Investigators from the Vascular Effects of Infection in Pediatric Stroke (VIPS) group studied the risk of arterial ischemic stroke (AIS) associated with minor infection and routine childhood vaccinations. Children from 1 month to 18 years of age presenting with AIS (n=355) were compared to age-matched controls presenting for a routine health visit or due to trauma (n=354). Etiology of the strokes comprised arteriopathy (46%), cardioembolic stroke (21%), a prothrombotic condition (9%), another risk factor (5%) or were idiopathic (5%). Patients with AIS were more likely to have reported infection in the week prior with an odds ratio (OR) of 6.3 (95% [CI] 3.3–12). This effect diminished by one month. The most common infections and symptoms were upper respiratory (URI) (50%) with cough and fever. Preceding infection was common across all subtypes of AIS. Patients with a recent infection were more likely to be younger with a median age of 4.0 compared to 9.1. Notably, children who were reported to have some, few, or no vaccinations had an increased rate of AIS 7.9% vs 1.2% (OR of 7.3 (95% [CI] 2.5–21)). Both the effect of recent infection and vaccination remained significant in a multivariable logistic regression model adjusting for age, sex and season of enrollment. 

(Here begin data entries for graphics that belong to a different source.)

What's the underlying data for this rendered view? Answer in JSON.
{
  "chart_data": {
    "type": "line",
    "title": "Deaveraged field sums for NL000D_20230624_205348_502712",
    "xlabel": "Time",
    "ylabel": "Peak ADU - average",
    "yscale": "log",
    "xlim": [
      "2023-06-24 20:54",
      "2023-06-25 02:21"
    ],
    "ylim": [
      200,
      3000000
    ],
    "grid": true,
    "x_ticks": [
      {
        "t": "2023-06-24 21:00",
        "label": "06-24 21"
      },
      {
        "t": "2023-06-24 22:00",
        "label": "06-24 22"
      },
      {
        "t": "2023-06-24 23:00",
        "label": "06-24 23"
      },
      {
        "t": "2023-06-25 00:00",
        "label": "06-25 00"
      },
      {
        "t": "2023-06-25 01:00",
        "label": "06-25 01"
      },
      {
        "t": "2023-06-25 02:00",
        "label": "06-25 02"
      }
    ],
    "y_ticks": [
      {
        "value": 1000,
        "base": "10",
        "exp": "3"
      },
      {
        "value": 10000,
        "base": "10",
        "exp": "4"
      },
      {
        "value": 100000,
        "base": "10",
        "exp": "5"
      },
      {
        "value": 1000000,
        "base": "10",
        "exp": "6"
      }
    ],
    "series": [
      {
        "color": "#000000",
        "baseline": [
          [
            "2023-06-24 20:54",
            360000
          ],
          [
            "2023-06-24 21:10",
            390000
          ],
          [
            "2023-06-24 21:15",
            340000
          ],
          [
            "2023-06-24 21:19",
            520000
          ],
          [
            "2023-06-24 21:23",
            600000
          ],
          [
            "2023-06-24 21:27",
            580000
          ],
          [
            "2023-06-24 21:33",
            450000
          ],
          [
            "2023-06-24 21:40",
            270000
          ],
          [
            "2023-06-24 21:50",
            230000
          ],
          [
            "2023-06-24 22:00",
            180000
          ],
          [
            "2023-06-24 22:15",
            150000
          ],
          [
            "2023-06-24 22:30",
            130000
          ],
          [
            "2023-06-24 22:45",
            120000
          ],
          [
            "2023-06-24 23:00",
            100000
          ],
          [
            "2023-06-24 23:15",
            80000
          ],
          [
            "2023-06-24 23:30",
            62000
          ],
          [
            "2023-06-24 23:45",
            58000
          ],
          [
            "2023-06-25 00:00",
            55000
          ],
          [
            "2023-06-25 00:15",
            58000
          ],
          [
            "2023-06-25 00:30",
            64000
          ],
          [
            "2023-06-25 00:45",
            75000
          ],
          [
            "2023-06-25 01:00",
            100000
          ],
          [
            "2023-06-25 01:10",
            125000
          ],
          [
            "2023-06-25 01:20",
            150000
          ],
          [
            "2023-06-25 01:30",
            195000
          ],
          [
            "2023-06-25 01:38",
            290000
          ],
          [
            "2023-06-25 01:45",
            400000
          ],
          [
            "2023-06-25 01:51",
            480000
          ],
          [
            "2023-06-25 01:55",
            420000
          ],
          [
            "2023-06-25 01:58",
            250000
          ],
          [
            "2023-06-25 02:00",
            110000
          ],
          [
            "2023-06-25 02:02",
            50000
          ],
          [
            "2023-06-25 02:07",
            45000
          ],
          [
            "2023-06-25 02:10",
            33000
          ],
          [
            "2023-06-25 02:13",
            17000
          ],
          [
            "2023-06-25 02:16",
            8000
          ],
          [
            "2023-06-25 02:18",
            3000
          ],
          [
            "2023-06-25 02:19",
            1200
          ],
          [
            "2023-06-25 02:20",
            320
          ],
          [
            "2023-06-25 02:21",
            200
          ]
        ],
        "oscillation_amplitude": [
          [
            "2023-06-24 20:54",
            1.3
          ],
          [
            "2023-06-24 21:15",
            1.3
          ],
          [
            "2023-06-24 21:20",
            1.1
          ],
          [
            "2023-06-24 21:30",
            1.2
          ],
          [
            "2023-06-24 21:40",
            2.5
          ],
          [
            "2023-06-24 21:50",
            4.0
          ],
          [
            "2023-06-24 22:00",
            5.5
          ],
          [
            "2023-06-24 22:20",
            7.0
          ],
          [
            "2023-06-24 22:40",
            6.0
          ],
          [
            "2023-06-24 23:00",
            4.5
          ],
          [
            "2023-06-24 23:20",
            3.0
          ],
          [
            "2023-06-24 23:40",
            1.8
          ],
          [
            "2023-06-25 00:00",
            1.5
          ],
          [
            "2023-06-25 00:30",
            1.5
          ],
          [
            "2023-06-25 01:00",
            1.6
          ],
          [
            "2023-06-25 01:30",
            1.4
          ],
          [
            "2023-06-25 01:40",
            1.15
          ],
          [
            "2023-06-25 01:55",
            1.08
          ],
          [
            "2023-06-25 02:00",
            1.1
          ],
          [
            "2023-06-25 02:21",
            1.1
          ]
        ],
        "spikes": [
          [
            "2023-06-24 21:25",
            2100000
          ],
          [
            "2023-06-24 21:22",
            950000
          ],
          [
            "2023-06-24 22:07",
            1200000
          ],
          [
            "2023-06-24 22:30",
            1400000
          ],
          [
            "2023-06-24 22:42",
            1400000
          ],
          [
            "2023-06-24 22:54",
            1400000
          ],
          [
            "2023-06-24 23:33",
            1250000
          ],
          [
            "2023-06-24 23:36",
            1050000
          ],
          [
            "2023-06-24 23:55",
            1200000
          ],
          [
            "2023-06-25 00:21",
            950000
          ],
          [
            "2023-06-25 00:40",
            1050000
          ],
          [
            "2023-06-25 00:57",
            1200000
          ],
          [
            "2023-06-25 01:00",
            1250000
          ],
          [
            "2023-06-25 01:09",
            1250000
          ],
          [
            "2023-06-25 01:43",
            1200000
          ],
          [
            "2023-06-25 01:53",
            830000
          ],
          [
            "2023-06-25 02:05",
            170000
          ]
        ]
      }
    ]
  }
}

COMMENTARY. This paper builds on previous retrospective cohort studies supporting a relationship between infection and AIS [2, 3] in particular for arteriopathy . There are many proposed mechanisms by which recent infection could increase the risk of AIS: by inflammation causing a prothrombotic state, direct arterial wall infection and inflammation, or dehydration. However, the finding that AIS was less likely for patients who received a vaccination the week prior suggests that systemic inflammation is not the entire story. Further, URIs were the most common infection as opposed to gastroenteritis (making dehydration as a trigger less compelling), and suggesting local head and neck infection as the more specific risk factor.
The juxtaposition of recent infection increasing the risk of AIS while more comprehensive vaccination reducing this risk, is striking. If the vaccinations were against known causes of common minor infections a causative association would be more plausible. Several possibilities could explain this discrepancy: 1) vaccine-preventable diseases are responsible for the increased AIS risk, 2) vaccination changes the immune milieu altering the inflammatory response which leads to AIS or 3) vaccinations indirectly prevent additional infections (i.e. URI) thus decreasing AIS risk. Further research using Next Generation Sequencing, proteomic and RNA expression analysis may identify interactions between the immune system and the infectious microbiome increasing childhood AIS risk. The association of infection with increased risk for all AIS types may indicate a common mechanism or is a marker of an underlying vulnerability to infection and AIS.
While further study is needed, these results suggest that obtaining a detailed infectious and vaccination history for children with AIS is important, and may help identify the causes of otherwise unexplained AIS. This unclear causal relationship between infection and stroke will require further study as is already proposed by the VIPS investigators  and we look forward to these results.